473,493 Members | 3,174 Online
Bytes | Software Development & Data Engineering Community
Create Post

Home Posts Topics Members FAQ

Bad links looking like good ones, why?: Link Checkers

Hi;

I had a big link checking job to do and it has been years since I have
done anything like that so I found a test page to use that I knew had
bad links on it( a friends site ) and I decided to test the various
free services out.

I tried about 5 different link checkers on the test page I had ,
including Xenu and NetMechanic. I got 5 sets of identical results.

All of these link checkers reported a bad link as good. It is the
first link on this sample of the test page I used. The link is called
"Mini Pigs":

http://beforewisdom.com/dcorgs.html

My question is, what would cause a link checker to report a bad link as
good and aside from manual checks is there anyway around this problem?

It looks like the link is being redirected to a porn site and then
redirected to a 404 page. Do redirects bollucks up link checkers?

I also used a link checker extension to firefox that deals with
"forwarded or forbidden" links, which also reported the afforemention
link as good.

I am curious :).

Aug 20 '06 #1
8 2427
Steve wrote:
All of these link checkers reported a bad link as good. It is the
first link on this sample of the test page I used. The link is called
"Mini Pigs":

http://beforewisdom.com/dcorgs.html

My question is, what would cause a link checker to report a bad link as
good and aside from manual checks is there anyway around this problem?

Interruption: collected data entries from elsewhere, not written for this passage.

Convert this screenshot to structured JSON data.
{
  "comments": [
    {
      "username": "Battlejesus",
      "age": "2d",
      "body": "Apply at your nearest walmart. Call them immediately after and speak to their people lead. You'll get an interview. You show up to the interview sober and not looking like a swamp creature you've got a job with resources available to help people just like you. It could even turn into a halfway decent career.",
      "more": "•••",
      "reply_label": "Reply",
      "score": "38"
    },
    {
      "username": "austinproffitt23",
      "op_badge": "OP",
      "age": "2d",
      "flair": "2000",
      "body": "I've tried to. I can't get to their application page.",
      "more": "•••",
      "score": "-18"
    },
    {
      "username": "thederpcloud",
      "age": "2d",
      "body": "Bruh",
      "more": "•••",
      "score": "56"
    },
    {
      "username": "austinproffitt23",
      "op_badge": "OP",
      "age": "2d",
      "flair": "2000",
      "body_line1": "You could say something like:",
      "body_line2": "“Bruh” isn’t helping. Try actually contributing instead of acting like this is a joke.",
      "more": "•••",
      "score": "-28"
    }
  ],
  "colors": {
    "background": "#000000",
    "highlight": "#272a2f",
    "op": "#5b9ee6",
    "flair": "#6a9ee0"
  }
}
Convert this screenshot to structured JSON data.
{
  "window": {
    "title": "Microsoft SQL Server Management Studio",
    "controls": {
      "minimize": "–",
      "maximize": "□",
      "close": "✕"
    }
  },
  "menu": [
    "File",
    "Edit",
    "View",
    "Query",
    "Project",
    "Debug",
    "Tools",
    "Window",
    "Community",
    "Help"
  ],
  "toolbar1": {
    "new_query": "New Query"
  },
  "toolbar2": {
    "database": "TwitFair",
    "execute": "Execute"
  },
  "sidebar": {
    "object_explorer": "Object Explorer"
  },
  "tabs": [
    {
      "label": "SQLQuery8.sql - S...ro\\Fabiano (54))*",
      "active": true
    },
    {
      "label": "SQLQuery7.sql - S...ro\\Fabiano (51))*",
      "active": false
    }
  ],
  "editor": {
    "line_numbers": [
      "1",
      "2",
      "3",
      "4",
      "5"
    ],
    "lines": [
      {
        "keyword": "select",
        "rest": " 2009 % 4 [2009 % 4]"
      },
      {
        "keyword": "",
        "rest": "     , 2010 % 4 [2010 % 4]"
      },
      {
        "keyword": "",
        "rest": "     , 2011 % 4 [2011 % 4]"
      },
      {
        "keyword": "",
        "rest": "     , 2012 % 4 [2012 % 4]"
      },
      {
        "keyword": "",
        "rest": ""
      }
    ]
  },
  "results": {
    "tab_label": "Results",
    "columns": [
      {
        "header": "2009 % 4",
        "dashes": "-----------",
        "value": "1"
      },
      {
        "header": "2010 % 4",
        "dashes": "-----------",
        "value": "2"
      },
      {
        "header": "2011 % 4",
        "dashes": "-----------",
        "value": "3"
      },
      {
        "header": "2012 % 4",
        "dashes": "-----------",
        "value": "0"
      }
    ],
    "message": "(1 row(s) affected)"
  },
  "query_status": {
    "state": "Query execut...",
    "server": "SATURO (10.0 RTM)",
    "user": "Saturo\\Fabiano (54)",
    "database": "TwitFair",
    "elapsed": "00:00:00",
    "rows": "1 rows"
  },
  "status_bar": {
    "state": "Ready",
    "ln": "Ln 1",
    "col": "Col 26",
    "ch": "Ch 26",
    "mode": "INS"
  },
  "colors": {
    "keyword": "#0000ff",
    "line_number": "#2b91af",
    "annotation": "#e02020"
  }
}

It looks like the link is being redirected to a porn site and then
redirected to a 404 page. Do redirects bollucks up link checkers?
When I tried it, that link went to a page claiming to have "DC
Vegetarian Organizations", which in turn had two links, one of which was
"404 Not Found". Not a very useful page, but it was an actual Web page,
so link checkers properly reported it as a good link. No redirects (to
porn or otherwise) were present when I looked.

--
== Dan ==
Dan's Mail Format Site: http://mailformat.dan.info/
Dan's Web Tips: http://webtips.dan.info/
Dan's Domain Site: http://domains.dan.info/
Aug 20 '06 #2
On Sun, 20 Aug 2006 11:33:59 -0400, "Daniel R. Tobias" <da*@tobias.name>
wrote:
>Steve wrote:
>All of these link checkers reported a bad link as good. It is the
first link on this sample of the test page I used. The link is called
"Mini Pigs":

http://beforewisdom.com/dcorgs.html

My question is, what would cause a link checker to report a bad link as
good and aside from manual checks is there anyway around this problem?

It looks like the link is being redirected to a porn site and then
redirected to a 404 page. Do redirects bollucks up link checkers?

When I tried it, that link went to a page claiming to have "DC
Vegetarian Organizations", which in turn had two links, one of which was
"404 Not Found". Not a very useful page, but it was an actual Web page,
so link checkers properly reported it as a good link. No redirects (to
porn or otherwise) were present when I looked.
If you look at the link history in Opera, there is indeed a page there
with a title suggesting porn. All but a bit odd but, as you say, there
is a page there so the link checkers are correct.

--
Stephen Poley

http://www.xs4all.nl/~sbpoley/webmatters/
Aug 20 '06 #3

Daniel R. Tobias wrote:
Steve wrote:
All of these link checkers reported a bad link as good. It is the
first link on this sample of the test page I used. The link is called
"Mini Pigs":

http://beforewisdom.com/dcorgs.html

My question is, what would cause a link checker to report a bad link as
good and aside from manual checks is there anyway around this problem?

It looks like the link is being redirected to a porn site and then
redirected to a 404 page. Do redirects bollucks up link checkers?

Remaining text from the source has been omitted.